The quaint term "sundries" covers the rest of the things I got from our local garden centre last year. First, vine eyes: 16 4-in ones at 24p each and 16 3-in ones at 18p each. Wall plants must be well trained and secured. They look better, given this attention, and they are safer, too. Branches that hang out from the wall may be frosted or caught by wind. Masses of vine eyes get eaten up in our kitchen garden, banged into the stone walls to provide anchors for the espalier and fan-trained pears.

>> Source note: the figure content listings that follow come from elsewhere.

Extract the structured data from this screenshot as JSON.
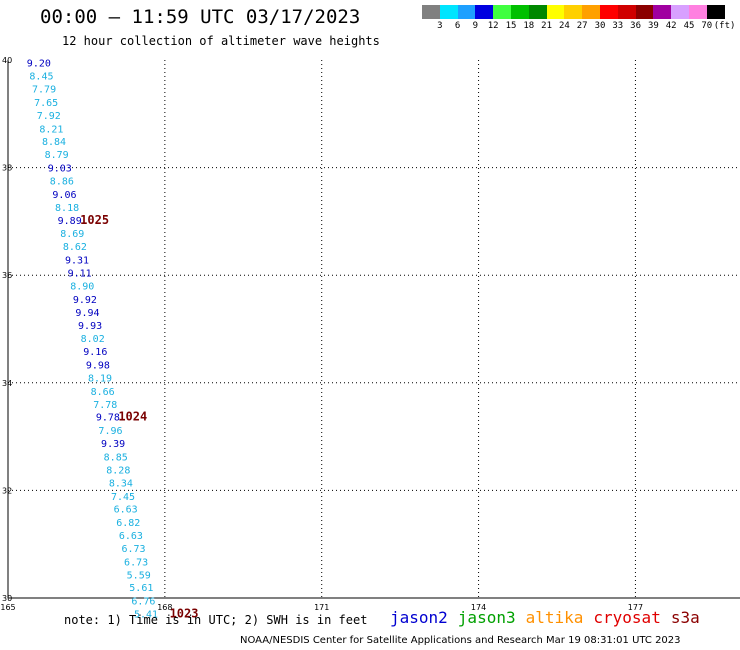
{
  "header": {
    "title": "00:00 – 11:59 UTC 03/17/2023",
    "subtitle": "12 hour collection of altimeter wave heights"
  },
  "colorbar": {
    "colors": [
      "#808080",
      "#00e5ff",
      "#1ea0ff",
      "#0000e0",
      "#40ff40",
      "#00c000",
      "#008800",
      "#ffff00",
      "#ffd000",
      "#ffa000",
      "#ff0000",
      "#d00000",
      "#8b0000",
      "#a000a0",
      "#d8a0ff",
      "#ff80e0",
      "#000000"
    ],
    "labels": [
      "3",
      "6",
      "9",
      "12",
      "15",
      "18",
      "21",
      "24",
      "27",
      "30",
      "33",
      "36",
      "39",
      "42",
      "45",
      "70",
      "(ft)"
    ]
  },
  "chart_data": {
    "type": "scatter",
    "xlim": [
      165,
      179
    ],
    "ylim": [
      30,
      40
    ],
    "x_ticks": [
      "165",
      "168",
      "171",
      "174",
      "177"
    ],
    "y_ticks": [
      "40",
      "38",
      "36",
      "34",
      "32",
      "30"
    ],
    "grid": true,
    "series_colors": {
      "cyan": "#1ab0e0",
      "blue": "#0000c0"
    },
    "points": [
      {
        "lon": 165.59,
        "lat": 39.95,
        "label": "9.20",
        "color": "blue"
      },
      {
        "lon": 165.64,
        "lat": 39.71,
        "label": "8.45",
        "color": "cyan"
      },
      {
        "lon": 165.69,
        "lat": 39.47,
        "label": "7.79",
        "color": "cyan"
      },
      {
        "lon": 165.73,
        "lat": 39.22,
        "label": "7.65",
        "color": "cyan"
      },
      {
        "lon": 165.78,
        "lat": 38.98,
        "label": "7.92",
        "color": "cyan"
      },
      {
        "lon": 165.83,
        "lat": 38.73,
        "label": "8.21",
        "color": "cyan"
      },
      {
        "lon": 165.88,
        "lat": 38.49,
        "label": "8.84",
        "color": "cyan"
      },
      {
        "lon": 165.93,
        "lat": 38.25,
        "label": "8.79",
        "color": "cyan"
      },
      {
        "lon": 165.99,
        "lat": 38.0,
        "label": "9.03",
        "color": "blue"
      },
      {
        "lon": 166.03,
        "lat": 37.76,
        "label": "8.86",
        "color": "cyan"
      },
      {
        "lon": 166.08,
        "lat": 37.51,
        "label": "9.06",
        "color": "blue"
      },
      {
        "lon": 166.13,
        "lat": 37.27,
        "label": "8.18",
        "color": "cyan"
      },
      {
        "lon": 166.18,
        "lat": 37.03,
        "label": "9.89",
        "color": "blue"
      },
      {
        "lon": 166.23,
        "lat": 36.78,
        "label": "8.69",
        "color": "cyan"
      },
      {
        "lon": 166.28,
        "lat": 36.54,
        "label": "8.62",
        "color": "cyan"
      },
      {
        "lon": 166.32,
        "lat": 36.29,
        "label": "9.31",
        "color": "blue"
      },
      {
        "lon": 166.37,
        "lat": 36.05,
        "label": "9.11",
        "color": "blue"
      },
      {
        "lon": 166.42,
        "lat": 35.81,
        "label": "8.90",
        "color": "cyan"
      },
      {
        "lon": 166.47,
        "lat": 35.56,
        "label": "9.92",
        "color": "blue"
      },
      {
        "lon": 166.52,
        "lat": 35.32,
        "label": "9.94",
        "color": "blue"
      },
      {
        "lon": 166.57,
        "lat": 35.07,
        "label": "9.93",
        "color": "blue"
      },
      {
        "lon": 166.62,
        "lat": 34.83,
        "label": "8.02",
        "color": "cyan"
      },
      {
        "lon": 166.67,
        "lat": 34.59,
        "label": "9.16",
        "color": "blue"
      },
      {
        "lon": 166.72,
        "lat": 34.34,
        "label": "9.98",
        "color": "blue"
      },
      {
        "lon": 166.76,
        "lat": 34.1,
        "label": "8.19",
        "color": "cyan"
      },
      {
        "lon": 166.81,
        "lat": 33.85,
        "label": "8.66",
        "color": "cyan"
      },
      {
        "lon": 166.86,
        "lat": 33.61,
        "label": "7.78",
        "color": "cyan"
      },
      {
        "lon": 166.91,
        "lat": 33.37,
        "label": "9.78",
        "color": "blue"
      },
      {
        "lon": 166.96,
        "lat": 33.12,
        "label": "7.96",
        "color": "cyan"
      },
      {
        "lon": 167.01,
        "lat": 32.88,
        "label": "9.39",
        "color": "blue"
      },
      {
        "lon": 167.06,
        "lat": 32.63,
        "label": "8.85",
        "color": "cyan"
      },
      {
        "lon": 167.11,
        "lat": 32.39,
        "label": "8.28",
        "color": "cyan"
      },
      {
        "lon": 167.16,
        "lat": 32.15,
        "label": "8.34",
        "color": "cyan"
      },
      {
        "lon": 167.2,
        "lat": 31.9,
        "label": "7.45",
        "color": "cyan"
      },
      {
        "lon": 167.25,
        "lat": 31.66,
        "label": "6.63",
        "color": "cyan"
      },
      {
        "lon": 167.3,
        "lat": 31.41,
        "label": "6.82",
        "color": "cyan"
      },
      {
        "lon": 167.35,
        "lat": 31.17,
        "label": "6.63",
        "color": "cyan"
      },
      {
        "lon": 167.4,
        "lat": 30.93,
        "label": "6.73",
        "color": "cyan"
      },
      {
        "lon": 167.45,
        "lat": 30.68,
        "label": "6.73",
        "color": "cyan"
      },
      {
        "lon": 167.5,
        "lat": 30.44,
        "label": "5.59",
        "color": "cyan"
      },
      {
        "lon": 167.55,
        "lat": 30.2,
        "label": "5.61",
        "color": "cyan"
      },
      {
        "lon": 167.59,
        "lat": 29.95,
        "label": "6.76",
        "color": "cyan"
      },
      {
        "lon": 167.64,
        "lat": 29.71,
        "label": "5.41",
        "color": "cyan"
      }
    ],
    "pressure_labels": [
      {
        "lon": 166.38,
        "lat": 37.03,
        "label": "1025"
      },
      {
        "lon": 167.11,
        "lat": 33.37,
        "label": "1024"
      },
      {
        "lon": 168.09,
        "lat": 29.71,
        "label": "1023"
      }
    ]
  },
  "footer": {
    "note": "note: 1) Time is in UTC; 2) SWH is in feet",
    "credit": "NOAA/NESDIS Center for Satellite Applications and Research    Mar 19 08:31:01 UTC 2023"
  },
  "legend": {
    "items": [
      {
        "label": "jason2",
        "color": "#0000d0"
      },
      {
        "label": "jason3",
        "color": "#00a000"
      },
      {
        "label": "altika",
        "color": "#ff9000"
      },
      {
        "label": "cryosat",
        "color": "#e00000"
      },
      {
        "label": "s3a",
        "color": "#8b0000"
      }
    ]
  }
}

I bought two balls of soft brown twine (pounds 2.39 each), and gravel (pounds 1.55 a sack) to top-dress the pots of tulips by the back door. We needed more bamboo canes for the tomato plants, (10 x 8ft canes at 26p each and 10 x 7ft ones at 25p) and four sacks of mini-chip bark to cover the newly weedkilled paths (pounds 5.25 each). I bought some wildly extravagant new plant labels (life is too short to cut up old yoghurt pots) and a special pen with ink that will not wash off in the rain (pounds 2.91 together).

So, is this the final bill for expenditure on the garden last year? No, of course it is not. It just covers the boring bits - and it is all I'm admitting to. What I spend on plants will for ever remain a secret between me and my deliciously indulgent bank manager.